Thema und Variationen LWV 7
La première pièce d’envergure pour piano est un exercice de style et est datée d’octobre à décembre 1992. L’originalité repose sur la première séquence musicale, qui est en réalité une variation avant le thème, servant en même temps d’introduction et de mise en ambiance pour l’ensemble de l’œuvre. Ce procédé se retrouve dans la Rhapsodie sur un thème de Paganini de Rachmaninoff, dans laquelle l’auteur ajoute au faux thème dans le manuscrit Precedente. L’idée d’orchestrer la pièce a été abandonnée par son compositeur, mais les différentes variations font ressentir le désir d’un élargissement orchestral.

Elegie LWV 10
Cette pièce lente et méditative montre bien l’utilisation extrêmement resserrée du matériau musical avec lequel peut travailler un compositeur pour faire une pièce à part entière avec très peu d’éléments. Sur le manuscrit figure la mention « La Ciotat – août 92 ».

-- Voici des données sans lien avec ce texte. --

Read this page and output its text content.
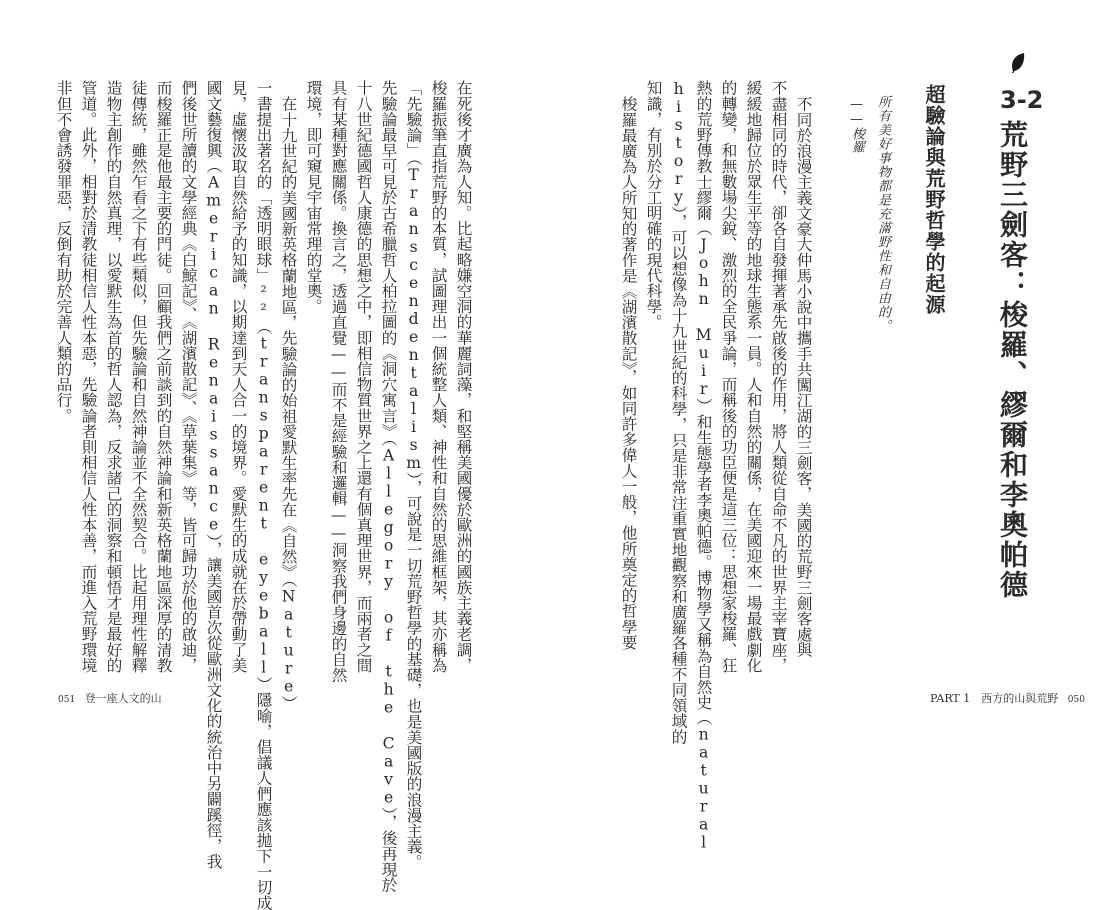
在死後才廣為人知。比起略嫌空洞的華麗詞藻，和堅稱美國優於歐洲的國族主義老調，
梭羅振筆直指荒野的本質，試圖理出一個統整人類、神性和自然的思維框架，其亦稱為
「先驗論」（Transcendentalism），可說是一切荒野哲學的基礎，也是美國版的浪漫主義。
先驗論最早可見於古希臘哲人柏拉圖的《洞穴寓言》（Allegory of the Cave），後再現於
十八世紀德國哲人康德的思想之中，即相信物質世界之上還有個真理世界，而兩者之間
具有某種對應關係。換言之，透過直覺——而不是經驗和邏輯——洞察我們身邊的自然
環境，即可窺見宇宙常理的堂奧。
在十九世紀的美國新英格蘭地區，先驗論的始祖愛默生率先在《自然》（Nature）
一書提出著名的「透明眼球」²²（transparent eyeball）隱喻，倡議人們應該拋下一切成
見，虛懷汲取自然給予的知識，以期達到天人合一的境界。愛默生的成就在於帶動了美
國文藝復興（American Renaissance），讓美國首次從歐洲文化的統治中另闢蹊徑，我
們後世所讀的文學經典《白鯨記》、《湖濱散記》、《草葉集》等，皆可歸功於他的啟迪，
而梭羅正是他最主要的門徒。回顧我們之前談到的自然神論和新英格蘭地區深厚的清教
徒傳統，雖然乍看之下有些類似，但先驗論和自然神論並不全然契合。比起用理性解釋
造物主創作的自然真理，以愛默生為首的哲人認為，反求諸己的洞察和頓悟才是最好的
管道。此外，相對於清教徒相信人性本惡，先驗論者則相信人性本善，而進入荒野環境
非但不會誘發罪惡，反倒有助於完善人類的品行。
051 登一座人文的山
3-2
荒野三劍客：梭羅、繆爾和李奧帕德
超驗論與荒野哲學的起源
所有美好事物都是充滿野性和自由的。
——梭羅
不同於浪漫主義文豪大仲馬小說中攜手共闖江湖的三劍客，美國的荒野三劍客處與
不盡相同的時代，卻各自發揮著承先啟後的作用，將人類從自命不凡的世界主宰寶座，
緩緩地歸位於眾生平等的地球生態系一員。人和自然的關係，在美國迎來一場最戲劇化
的轉變，和無數場尖銳、激烈的全民爭論，而稱後的功臣便是這三位：思想家梭羅、狂
熱的荒野傳教士繆爾（John Muir）和生態學者李奧帕德。博物學又稱為自然史（natural
history），可以想像為十九世紀的科學，只是非常注重實地觀察和廣羅各種不同領域的
知識，有別於分工明確的現代科學。
梭羅最廣為人所知的著作是《湖濱散記》，如同許多偉人一般，他所奠定的哲學要
PART 1　西方的山與荒野 050
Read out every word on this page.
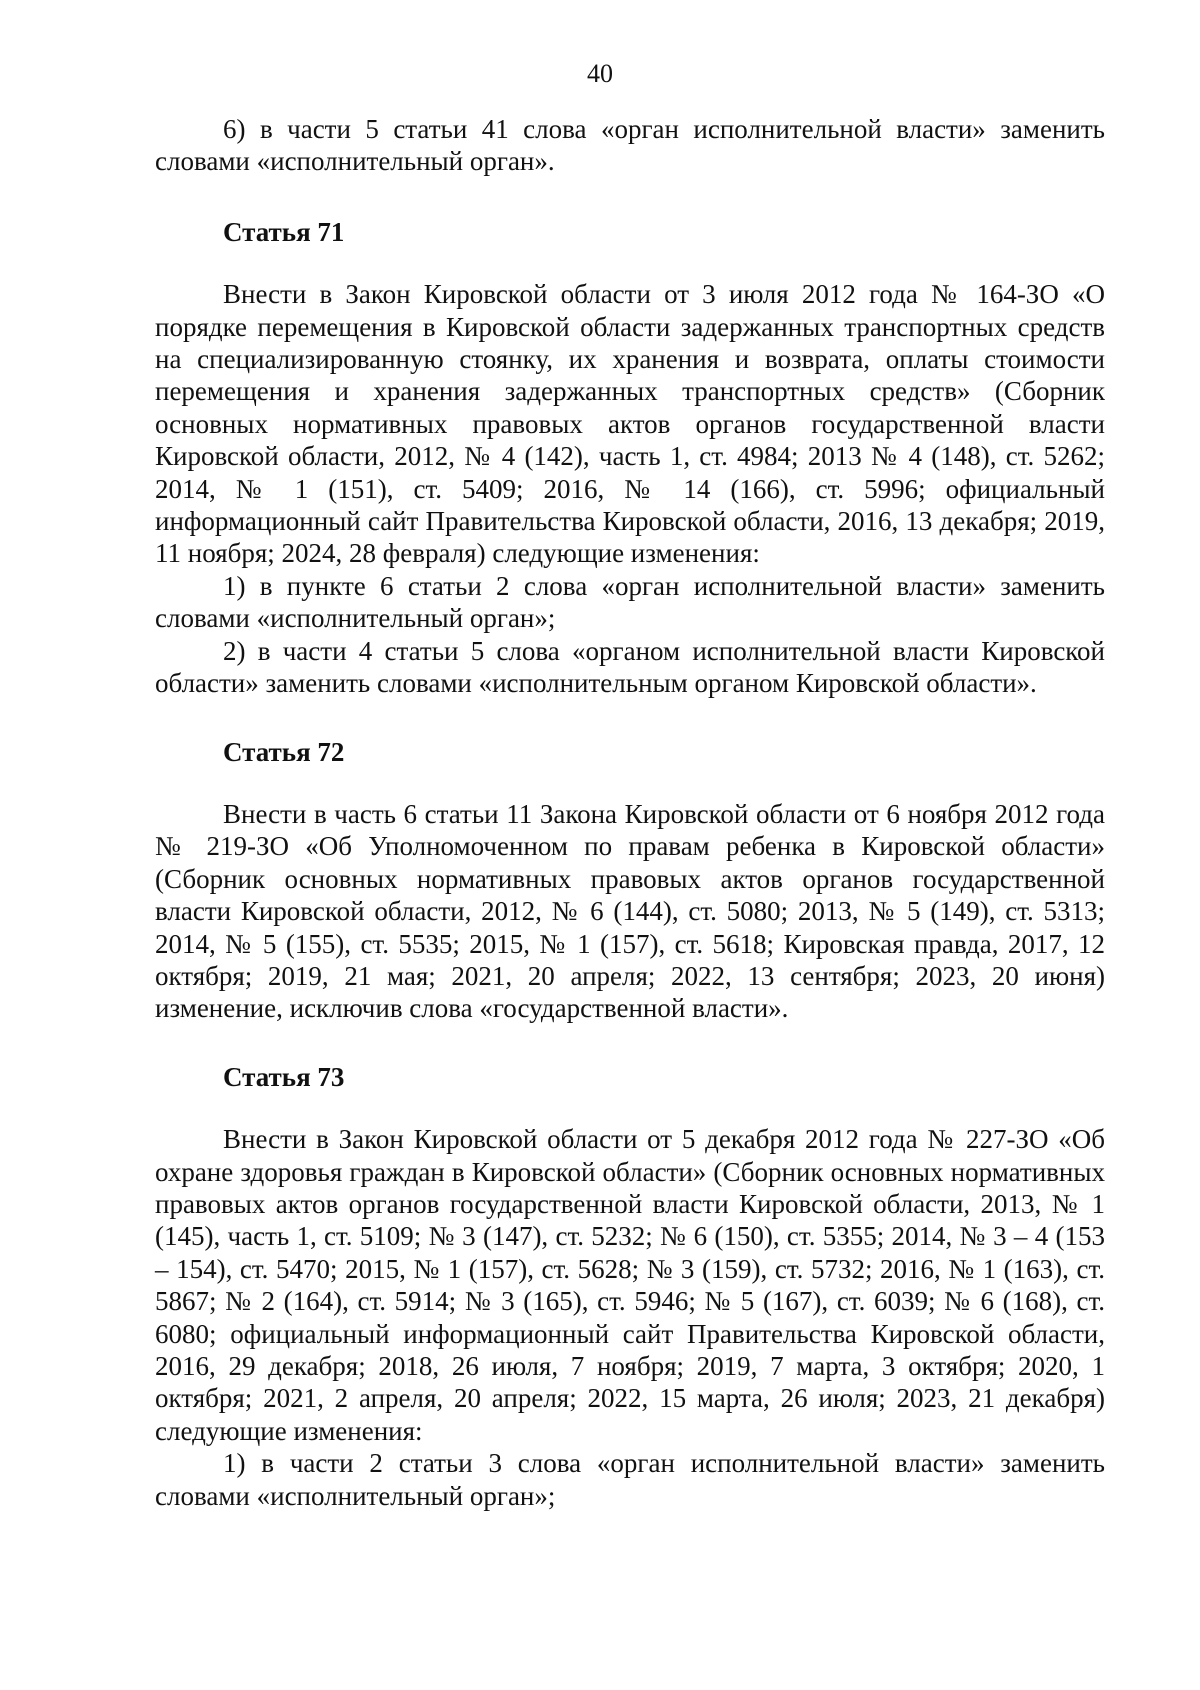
40

6) в части 5 статьи 41 слова «орган исполнительной власти» заменить словами «исполнительный орган».

Статья 71

Внести в Закон Кировской области от 3 июля 2012 года № 164-ЗО «О порядке перемещения в Кировской области задержанных транспортных средств на специализированную стоянку, их хранения и возврата, оплаты стоимости перемещения и хранения задержанных транспортных средств» (Сборник основных нормативных правовых актов органов государственной власти Кировской области, 2012, № 4 (142), часть 1, ст. 4984; 2013 № 4 (148), ст. 5262; 2014, № 1 (151), ст. 5409; 2016, № 14 (166), ст. 5996; официальный информационный сайт Правительства Кировской области, 2016, 13 декабря; 2019, 11 ноября; 2024, 28 февраля) следующие изменения:

1) в пункте 6 статьи 2 слова «орган исполнительной власти» заменить словами «исполнительный орган»;

2) в части 4 статьи 5 слова «органом исполнительной власти Кировской области» заменить словами «исполнительным органом Кировской области».

Статья 72

Внести в часть 6 статьи 11 Закона Кировской области от 6 ноября 2012 года № 219-ЗО «Об Уполномоченном по правам ребенка в Кировской области» (Сборник основных нормативных правовых актов органов государственной власти Кировской области, 2012, № 6 (144), ст. 5080; 2013, № 5 (149), ст. 5313; 2014, № 5 (155), ст. 5535; 2015, № 1 (157), ст. 5618; Кировская правда, 2017, 12 октября; 2019, 21 мая; 2021, 20 апреля; 2022, 13 сентября; 2023, 20 июня) изменение, исключив слова «государственной власти».

Статья 73

Внести в Закон Кировской области от 5 декабря 2012 года № 227-ЗО «Об охране здоровья граждан в Кировской области» (Сборник основных нормативных правовых актов органов государственной власти Кировской области, 2013, № 1 (145), часть 1, ст. 5109; № 3 (147), ст. 5232; № 6 (150), ст. 5355; 2014, № 3 – 4 (153 – 154), ст. 5470; 2015, № 1 (157), ст. 5628; № 3 (159), ст. 5732; 2016, № 1 (163), ст. 5867; № 2 (164), ст. 5914; № 3 (165), ст. 5946; № 5 (167), ст. 6039; № 6 (168), ст. 6080; официальный информационный сайт Правительства Кировской области, 2016, 29 декабря; 2018, 26 июля, 7 ноября; 2019, 7 марта, 3 октября; 2020, 1 октября; 2021, 2 апреля, 20 апреля; 2022, 15 марта, 26 июля; 2023, 21 декабря) следующие изменения:

1) в части 2 статьи 3 слова «орган исполнительной власти» заменить словами «исполнительный орган»;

Thema und Variationen LWV 11
Naïf et juvénile d’apparence, ce deuxième exercice de style sous forme de petites variations isolées autour d’un thème original regorge de petites aspérités techniques. Sur le manuscrit est écrit « La Ciotat – 29-30.8.1993 ».

Moment musical LWV 14
C’est le premier des 17 moments musicaux qu’a écrits l’auteur jusqu’à la parution de ce disque.
Celui-ci date du 19 mars 1994. Un certain passage vers le milieu rappelle l’offertoire du Requiem Vauban LWV 61, composé bien plus tard, en 2001.

Étude LWV 15
Destinée à un bis à la fin d’un concert, cette étude brille de virtuosité, sans néanmoins présenter de réelle difficulté pianistique. L’étude consiste en l’exploitation du passage du pouce au quatrième, tout en ayant « des doigts partout, mais tout tombe facilement sans grand effort » (l’auteur). Elle a été composée au printemps 1994 et dédiée à un de ses professeurs Cyril Huvé.

Valse LWV 18
La Valse LWV 18, composée d’abord à Trèves en Allemagne en 1994 puis terminée le 2 mai 1995, a été crée en août 1997 à la Salle Poirel de Nancy par la pianiste Juliette Boubel, elle fait partie des innombrables pièces individuelles qui figurent dans la catalogue des œuvres pour piano de Lühl.

Moment musical LWV 20
D’une redoutable difficulté d’exécution, le deuxième moment musical de la série est dans l’élan passionné que l’on peut retrouver dans sa première ballade. Il a été composé dans la journée du 30 avril 1995.

Ballade n°1 LWV 22
Brillante pianistiquement, la main droite de cette ballade est presque exclusivement écrite en octaves et demande une grande souplesse du poignet pour ne pas fatiguer la main. Un compositeur, même s’il doit également travailler ses propres pièces pour un concert, ne se rend pas forcément compte de la réelle difficulté pour un instrumentiste de l’extérieur, car en composant, il a déjà "digéré" l’essentiel du travail digital ainsi que la structure. Pour l’hyperlaxité de naissance de l’auteur, les octaves ne représentent pas une réelle difficulté. « On ne doit pas composer ni pour un instrument ni pour un instrumentiste, car on se limite dans les possibilités créatrices. Il faut, comme Bach ou Mozart, composer pour la musique, et rien que pour la musique. » La pièce date de juillet-août 1995.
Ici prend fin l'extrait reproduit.